I guess I hadn't explored the Navigator well enough - it does indeed have some handy features I wasn't aware of. As for points 2/3, I was hoping:
A) For a quicker method than having to explicitly define a work plane before changing the view. In particular to create the view down a line I have to generate an infinite plane using that line as the normal (or draw two lines perpendicular to the initial one at some point on it), then set the workplane to the new plane/line pair, then view the plane. It works, it's just more steps than I'd like - and the only thing the extra plane/lines are used for is to define the view, so they're just more clutter on the drawing. (Yes, I can create a separate layer for the user view planes and hide it when not needed, but that just adds another step...) And for some of the things I'm working on I might need to create dozens of view planes (and then remember which saved view corresponds to which ray I'm following) - having a quick "view down the selected line" option would save a lot of work.

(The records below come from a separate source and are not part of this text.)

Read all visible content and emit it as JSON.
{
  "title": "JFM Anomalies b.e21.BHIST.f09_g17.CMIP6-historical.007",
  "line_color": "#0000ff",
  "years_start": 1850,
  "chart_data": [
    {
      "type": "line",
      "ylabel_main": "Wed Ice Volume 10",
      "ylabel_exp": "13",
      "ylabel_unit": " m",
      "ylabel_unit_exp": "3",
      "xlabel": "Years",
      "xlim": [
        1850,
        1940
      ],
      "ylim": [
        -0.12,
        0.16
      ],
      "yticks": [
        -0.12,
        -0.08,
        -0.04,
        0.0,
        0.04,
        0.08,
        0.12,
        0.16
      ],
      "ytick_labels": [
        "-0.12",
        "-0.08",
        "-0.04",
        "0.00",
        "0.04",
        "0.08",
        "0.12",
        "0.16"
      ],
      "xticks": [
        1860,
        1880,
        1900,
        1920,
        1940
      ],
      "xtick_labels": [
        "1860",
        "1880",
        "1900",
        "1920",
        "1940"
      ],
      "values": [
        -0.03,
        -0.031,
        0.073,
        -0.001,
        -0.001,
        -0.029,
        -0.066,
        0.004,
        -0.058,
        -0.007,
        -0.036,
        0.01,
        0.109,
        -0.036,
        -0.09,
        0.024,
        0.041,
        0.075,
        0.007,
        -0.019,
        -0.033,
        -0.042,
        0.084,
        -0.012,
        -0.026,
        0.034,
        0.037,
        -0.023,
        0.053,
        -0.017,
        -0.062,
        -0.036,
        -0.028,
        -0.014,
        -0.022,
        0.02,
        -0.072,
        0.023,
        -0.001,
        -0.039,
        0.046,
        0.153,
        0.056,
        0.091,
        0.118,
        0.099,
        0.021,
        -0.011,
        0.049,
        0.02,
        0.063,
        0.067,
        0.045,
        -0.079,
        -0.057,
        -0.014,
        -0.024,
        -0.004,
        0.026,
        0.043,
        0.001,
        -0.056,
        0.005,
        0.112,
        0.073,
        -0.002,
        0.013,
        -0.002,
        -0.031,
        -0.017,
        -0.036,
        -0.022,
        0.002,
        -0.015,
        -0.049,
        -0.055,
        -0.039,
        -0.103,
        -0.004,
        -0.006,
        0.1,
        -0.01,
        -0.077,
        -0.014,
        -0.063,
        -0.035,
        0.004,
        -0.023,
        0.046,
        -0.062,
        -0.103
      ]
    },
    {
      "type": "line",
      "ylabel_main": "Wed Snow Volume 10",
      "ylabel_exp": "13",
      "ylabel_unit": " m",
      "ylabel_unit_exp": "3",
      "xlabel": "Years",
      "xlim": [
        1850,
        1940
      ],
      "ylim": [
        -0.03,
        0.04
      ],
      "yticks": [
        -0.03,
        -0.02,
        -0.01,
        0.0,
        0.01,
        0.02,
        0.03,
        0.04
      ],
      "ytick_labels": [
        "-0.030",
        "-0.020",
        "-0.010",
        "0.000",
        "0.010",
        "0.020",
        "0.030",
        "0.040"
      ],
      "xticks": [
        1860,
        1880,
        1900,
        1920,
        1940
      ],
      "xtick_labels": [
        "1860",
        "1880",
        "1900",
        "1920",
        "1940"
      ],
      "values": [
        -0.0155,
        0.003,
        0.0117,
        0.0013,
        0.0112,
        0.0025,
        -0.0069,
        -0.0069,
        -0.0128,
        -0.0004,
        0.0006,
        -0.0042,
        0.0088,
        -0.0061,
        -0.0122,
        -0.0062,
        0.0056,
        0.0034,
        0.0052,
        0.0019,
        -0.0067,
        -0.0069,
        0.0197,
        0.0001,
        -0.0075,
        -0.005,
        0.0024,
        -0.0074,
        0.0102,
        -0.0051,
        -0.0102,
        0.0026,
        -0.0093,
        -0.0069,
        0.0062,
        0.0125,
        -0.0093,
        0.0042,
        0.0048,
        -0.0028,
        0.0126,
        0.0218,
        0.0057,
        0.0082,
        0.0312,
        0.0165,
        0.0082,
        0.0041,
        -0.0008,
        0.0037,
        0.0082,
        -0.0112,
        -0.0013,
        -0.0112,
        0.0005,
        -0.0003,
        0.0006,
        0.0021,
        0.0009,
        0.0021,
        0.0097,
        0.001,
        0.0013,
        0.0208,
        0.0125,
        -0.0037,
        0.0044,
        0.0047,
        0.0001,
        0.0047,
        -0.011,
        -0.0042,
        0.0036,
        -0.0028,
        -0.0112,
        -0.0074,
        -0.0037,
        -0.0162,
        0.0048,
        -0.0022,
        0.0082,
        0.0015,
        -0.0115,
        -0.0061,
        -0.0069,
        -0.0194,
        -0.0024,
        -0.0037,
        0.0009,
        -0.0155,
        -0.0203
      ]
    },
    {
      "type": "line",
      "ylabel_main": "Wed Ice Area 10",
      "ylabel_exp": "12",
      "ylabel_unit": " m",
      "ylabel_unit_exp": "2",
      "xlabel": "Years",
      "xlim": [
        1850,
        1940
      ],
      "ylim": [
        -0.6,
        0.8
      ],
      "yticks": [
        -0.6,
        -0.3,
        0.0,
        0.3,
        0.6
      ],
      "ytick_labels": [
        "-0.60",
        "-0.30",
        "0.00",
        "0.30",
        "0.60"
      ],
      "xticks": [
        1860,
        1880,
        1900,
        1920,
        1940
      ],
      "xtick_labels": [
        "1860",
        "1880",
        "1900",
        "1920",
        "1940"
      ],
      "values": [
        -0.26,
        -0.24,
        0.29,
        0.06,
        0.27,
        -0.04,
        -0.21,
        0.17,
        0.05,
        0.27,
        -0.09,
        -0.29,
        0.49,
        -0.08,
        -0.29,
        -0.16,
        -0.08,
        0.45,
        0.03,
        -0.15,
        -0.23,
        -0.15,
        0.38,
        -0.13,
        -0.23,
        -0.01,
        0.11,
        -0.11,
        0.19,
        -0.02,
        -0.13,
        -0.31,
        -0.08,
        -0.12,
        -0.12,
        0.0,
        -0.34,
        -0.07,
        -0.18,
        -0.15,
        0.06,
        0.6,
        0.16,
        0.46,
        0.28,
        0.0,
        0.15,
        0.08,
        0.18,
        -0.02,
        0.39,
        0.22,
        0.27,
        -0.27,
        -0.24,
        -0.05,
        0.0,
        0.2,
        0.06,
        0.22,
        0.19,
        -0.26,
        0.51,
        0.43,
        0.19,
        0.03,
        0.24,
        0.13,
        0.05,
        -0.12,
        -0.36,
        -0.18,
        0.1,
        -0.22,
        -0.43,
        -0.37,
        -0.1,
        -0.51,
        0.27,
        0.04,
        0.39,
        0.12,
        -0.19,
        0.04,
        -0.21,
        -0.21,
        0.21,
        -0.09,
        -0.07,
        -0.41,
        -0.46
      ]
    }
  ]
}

B) For an easier way to rotate the view by 90º about the current screen axes - perhaps by Shift-clicking on the Navigator's arrows. Changing the Navigator step size is inconvenient at best - most of the time 5º is fine, changing it to 90º for a single click and then back to 5º again isn't much better than clicking 18 times to get a 90º rotation.
I realize that I can do all of this using the available tools; TCad is pretty powerful, it just could benefit from a touch more friendliness and consistency in the user interface. In my pre-retirement career I spent a lot of time working on user interface development, so maybe I'm overly sensitive to these things; but part of the reason I retired is that my fingers were wearing out from decades of keyboard pounding, so these days anything that eliminates keystrokes and mouse clicks is good!